Penses-y bien, nous ne l’oublierons pas !

FAUST.

Tu as tout à fait raison là-dessus ; je ne me suis pas frivolement engagé ; et, puisque je suis constamment esclave, qu’importe que ce soit de toi ou de tout autre ?

MÉPHISTOPHÉLÈS.

Je vais donc aujourd’hui même, à la table de monsieur le docteur, remplir mon rôle de valet. Un mot encore : pour l’amour de la vie ou de la mort, je demande pour moi une couple de lignes.

FAUST.

Il te faut aussi un écrit, pédant ? Ne sais-tu pas ce que c’est qu’un homme, ni ce que la parole a de valeur ? N’est-ce pas assez que la mienne doive, pour l’éternité, disposer de mes jours ? Quand le monde s’agite de tous les orages, crois-tu qu’un simple mot d’écrit soit une obligation assez puissante ?… Cependant, une telle chimère nous tient toujours au cœur, et qui pourrait s’en affranchir ? Heureux qui porte sa foi pure au fond de son cœur, il n’aura regret d’aucun sacrifice ! Mais un parchemin écrit et cacheté est un épouvantail pour tout le monde, le serment va expirer sous la plume, et l’on ne reconnaît que l’empire de la cire et du parchemin.
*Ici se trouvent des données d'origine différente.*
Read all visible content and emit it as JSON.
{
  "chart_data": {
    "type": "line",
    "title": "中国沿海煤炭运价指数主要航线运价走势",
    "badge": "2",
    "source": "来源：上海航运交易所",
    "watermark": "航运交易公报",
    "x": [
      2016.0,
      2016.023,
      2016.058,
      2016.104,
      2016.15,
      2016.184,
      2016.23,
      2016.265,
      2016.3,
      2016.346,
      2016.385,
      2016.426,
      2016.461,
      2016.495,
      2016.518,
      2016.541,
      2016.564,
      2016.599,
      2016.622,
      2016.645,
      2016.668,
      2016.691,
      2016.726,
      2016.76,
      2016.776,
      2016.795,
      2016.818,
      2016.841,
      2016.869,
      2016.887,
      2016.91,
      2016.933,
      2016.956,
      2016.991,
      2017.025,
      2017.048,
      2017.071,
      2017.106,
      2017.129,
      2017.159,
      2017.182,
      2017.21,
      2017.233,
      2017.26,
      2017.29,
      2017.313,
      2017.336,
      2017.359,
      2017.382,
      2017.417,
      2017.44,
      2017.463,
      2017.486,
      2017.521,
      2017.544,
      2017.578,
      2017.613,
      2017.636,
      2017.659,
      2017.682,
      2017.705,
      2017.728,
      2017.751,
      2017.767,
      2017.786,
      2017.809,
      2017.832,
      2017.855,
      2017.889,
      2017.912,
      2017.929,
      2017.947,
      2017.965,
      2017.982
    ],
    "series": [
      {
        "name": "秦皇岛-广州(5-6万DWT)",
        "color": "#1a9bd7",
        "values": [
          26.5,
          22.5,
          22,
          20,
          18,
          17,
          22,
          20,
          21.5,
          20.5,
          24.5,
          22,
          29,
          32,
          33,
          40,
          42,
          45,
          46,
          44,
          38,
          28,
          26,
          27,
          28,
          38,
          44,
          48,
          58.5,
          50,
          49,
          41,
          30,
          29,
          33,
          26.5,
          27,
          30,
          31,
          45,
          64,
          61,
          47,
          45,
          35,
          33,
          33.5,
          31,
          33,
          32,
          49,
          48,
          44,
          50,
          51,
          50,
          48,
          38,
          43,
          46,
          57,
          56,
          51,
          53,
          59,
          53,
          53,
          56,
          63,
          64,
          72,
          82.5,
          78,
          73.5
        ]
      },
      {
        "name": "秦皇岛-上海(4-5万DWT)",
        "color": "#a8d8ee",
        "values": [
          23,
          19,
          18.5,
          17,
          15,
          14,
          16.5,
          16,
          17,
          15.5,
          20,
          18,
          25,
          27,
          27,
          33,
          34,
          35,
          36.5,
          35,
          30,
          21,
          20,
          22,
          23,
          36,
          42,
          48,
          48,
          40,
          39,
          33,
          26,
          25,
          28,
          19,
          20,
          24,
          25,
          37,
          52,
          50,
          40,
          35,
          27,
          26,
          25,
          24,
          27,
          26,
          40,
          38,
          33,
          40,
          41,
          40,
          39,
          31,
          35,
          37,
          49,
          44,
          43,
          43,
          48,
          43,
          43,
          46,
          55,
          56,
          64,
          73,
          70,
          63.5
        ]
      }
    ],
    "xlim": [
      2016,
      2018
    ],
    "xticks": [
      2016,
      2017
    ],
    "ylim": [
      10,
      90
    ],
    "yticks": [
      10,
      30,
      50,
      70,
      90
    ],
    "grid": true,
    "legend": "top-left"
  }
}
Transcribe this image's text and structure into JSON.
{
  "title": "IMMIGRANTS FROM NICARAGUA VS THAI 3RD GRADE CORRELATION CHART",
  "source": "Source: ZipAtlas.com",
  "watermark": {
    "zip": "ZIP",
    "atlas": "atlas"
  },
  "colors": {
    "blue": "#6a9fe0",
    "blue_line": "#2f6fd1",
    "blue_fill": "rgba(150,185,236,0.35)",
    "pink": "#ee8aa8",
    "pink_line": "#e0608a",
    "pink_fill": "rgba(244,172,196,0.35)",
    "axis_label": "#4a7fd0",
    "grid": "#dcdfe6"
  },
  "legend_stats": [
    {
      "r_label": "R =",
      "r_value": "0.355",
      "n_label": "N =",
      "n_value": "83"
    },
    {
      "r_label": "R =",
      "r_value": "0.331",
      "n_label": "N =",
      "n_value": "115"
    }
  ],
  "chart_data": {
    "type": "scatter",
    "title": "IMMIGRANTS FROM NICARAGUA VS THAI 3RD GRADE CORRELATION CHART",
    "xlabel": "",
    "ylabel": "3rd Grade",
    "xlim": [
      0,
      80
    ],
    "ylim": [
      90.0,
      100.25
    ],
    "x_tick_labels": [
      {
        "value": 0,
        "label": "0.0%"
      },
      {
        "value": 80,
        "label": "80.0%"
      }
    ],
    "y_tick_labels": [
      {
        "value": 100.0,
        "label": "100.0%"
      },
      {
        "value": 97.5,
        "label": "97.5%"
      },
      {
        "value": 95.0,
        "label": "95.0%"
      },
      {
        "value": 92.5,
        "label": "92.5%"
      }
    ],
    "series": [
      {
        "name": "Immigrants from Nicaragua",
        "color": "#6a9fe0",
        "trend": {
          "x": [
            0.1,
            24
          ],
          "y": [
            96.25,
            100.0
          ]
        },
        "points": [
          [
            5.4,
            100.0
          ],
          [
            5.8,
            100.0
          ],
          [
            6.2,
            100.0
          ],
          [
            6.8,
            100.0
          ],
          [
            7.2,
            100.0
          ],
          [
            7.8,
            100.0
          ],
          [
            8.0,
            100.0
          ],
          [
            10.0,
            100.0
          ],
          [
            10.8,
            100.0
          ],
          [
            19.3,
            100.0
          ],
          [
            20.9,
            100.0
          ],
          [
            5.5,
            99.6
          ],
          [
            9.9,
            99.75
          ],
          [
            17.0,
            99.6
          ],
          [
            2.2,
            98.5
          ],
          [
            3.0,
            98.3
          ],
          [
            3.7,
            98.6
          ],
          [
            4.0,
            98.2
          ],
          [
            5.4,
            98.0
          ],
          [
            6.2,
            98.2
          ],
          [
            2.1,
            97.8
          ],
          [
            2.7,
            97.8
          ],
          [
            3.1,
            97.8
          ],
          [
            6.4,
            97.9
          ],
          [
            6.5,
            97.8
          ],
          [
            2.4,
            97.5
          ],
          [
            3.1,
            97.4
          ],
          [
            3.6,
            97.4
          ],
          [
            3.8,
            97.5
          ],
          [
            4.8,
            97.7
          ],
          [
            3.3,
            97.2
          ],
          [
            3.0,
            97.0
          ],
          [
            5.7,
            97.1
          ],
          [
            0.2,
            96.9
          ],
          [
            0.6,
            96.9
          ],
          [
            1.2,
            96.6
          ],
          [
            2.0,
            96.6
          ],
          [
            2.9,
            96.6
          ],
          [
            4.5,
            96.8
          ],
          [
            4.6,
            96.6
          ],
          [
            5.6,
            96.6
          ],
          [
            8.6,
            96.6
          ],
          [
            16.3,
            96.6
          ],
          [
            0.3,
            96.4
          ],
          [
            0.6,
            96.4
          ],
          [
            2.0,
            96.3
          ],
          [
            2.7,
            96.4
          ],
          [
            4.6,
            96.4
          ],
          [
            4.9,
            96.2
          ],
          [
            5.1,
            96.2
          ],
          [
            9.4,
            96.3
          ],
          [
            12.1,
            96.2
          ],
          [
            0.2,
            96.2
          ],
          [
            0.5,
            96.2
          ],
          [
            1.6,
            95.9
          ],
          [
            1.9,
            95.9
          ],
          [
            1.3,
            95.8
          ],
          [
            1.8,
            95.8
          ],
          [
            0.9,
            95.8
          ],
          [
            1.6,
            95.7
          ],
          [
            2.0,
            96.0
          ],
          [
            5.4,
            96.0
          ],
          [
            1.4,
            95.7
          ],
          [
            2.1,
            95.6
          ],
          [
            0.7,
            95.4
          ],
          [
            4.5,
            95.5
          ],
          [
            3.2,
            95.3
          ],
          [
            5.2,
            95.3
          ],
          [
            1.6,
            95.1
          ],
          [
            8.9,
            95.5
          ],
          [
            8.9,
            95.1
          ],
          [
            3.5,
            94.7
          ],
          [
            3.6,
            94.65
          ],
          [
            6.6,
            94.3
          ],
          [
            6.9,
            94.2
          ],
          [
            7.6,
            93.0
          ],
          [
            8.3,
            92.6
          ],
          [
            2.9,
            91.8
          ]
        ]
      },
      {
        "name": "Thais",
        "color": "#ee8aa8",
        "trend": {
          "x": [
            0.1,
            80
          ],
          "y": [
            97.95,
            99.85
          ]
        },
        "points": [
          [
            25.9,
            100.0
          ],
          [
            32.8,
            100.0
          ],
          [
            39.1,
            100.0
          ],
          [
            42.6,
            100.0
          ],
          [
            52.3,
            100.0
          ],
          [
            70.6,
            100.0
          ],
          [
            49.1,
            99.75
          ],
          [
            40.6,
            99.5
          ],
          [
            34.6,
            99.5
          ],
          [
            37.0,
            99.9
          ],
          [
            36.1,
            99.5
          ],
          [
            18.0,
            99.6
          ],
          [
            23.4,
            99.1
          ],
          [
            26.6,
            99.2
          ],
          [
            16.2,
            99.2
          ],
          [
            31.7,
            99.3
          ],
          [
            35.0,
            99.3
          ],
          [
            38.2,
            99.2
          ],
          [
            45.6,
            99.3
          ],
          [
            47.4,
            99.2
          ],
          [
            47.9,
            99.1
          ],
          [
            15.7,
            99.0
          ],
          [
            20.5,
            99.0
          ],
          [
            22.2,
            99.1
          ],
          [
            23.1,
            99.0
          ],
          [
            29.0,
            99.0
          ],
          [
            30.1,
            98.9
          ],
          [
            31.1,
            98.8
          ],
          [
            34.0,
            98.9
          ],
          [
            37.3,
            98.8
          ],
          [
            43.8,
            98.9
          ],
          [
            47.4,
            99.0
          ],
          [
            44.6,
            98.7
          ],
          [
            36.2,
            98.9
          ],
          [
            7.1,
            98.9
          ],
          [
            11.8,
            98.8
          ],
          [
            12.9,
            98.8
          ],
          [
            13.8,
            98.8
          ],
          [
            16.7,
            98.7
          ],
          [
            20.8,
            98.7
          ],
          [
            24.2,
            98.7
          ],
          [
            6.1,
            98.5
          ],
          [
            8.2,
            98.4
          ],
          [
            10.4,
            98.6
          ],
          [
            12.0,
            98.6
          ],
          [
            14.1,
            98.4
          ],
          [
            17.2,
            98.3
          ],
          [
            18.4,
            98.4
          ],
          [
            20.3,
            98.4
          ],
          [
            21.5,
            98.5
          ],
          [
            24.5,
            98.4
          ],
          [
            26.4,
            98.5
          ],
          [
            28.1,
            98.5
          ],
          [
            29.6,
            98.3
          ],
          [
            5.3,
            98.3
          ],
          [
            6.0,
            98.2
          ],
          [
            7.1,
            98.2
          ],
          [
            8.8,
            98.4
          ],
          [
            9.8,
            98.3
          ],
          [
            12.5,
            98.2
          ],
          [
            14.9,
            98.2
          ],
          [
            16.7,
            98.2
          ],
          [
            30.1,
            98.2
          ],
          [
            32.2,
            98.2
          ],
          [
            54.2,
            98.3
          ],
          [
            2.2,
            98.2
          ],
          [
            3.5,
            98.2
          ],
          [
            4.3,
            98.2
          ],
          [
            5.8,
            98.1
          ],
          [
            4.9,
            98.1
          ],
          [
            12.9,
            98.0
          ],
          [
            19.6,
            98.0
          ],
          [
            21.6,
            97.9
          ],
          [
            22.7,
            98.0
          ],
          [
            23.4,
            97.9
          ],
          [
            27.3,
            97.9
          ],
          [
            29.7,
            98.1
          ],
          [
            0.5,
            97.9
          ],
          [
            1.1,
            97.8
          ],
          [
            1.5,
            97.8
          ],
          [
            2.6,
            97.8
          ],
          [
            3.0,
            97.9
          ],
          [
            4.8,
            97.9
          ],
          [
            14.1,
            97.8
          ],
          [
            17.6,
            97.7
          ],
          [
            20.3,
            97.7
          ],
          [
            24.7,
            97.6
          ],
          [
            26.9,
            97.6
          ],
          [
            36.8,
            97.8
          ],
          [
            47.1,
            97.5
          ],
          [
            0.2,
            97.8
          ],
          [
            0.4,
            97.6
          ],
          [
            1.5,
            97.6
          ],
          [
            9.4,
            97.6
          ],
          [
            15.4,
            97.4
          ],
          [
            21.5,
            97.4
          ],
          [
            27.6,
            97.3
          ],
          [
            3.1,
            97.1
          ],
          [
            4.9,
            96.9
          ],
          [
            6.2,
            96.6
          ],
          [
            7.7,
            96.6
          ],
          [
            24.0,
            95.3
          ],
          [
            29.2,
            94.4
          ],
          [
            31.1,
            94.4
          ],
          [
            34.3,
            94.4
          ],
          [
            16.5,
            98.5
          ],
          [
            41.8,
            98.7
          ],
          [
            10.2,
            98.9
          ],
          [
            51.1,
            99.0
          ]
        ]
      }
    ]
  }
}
Esprit malin, qu’exiges-tu de moi ? airain, marbre, parchemin, papier ? Faut-il écrire avec un style, un burin, ou une plume ? Je t’en laisse le choix libre.

MÉPHISTOPHÉLÈS.

À quoi bon tout ce bavardage ? Pourquoi t’emporter avec tant de chaleur ? Il suffira du premier papier venu. Tu te serviras, pour signer ton nom, d’une petite goutte de sang.

FAUST.

Si cela t’est absolument égal, ceci devra rester pour la plaisanterie.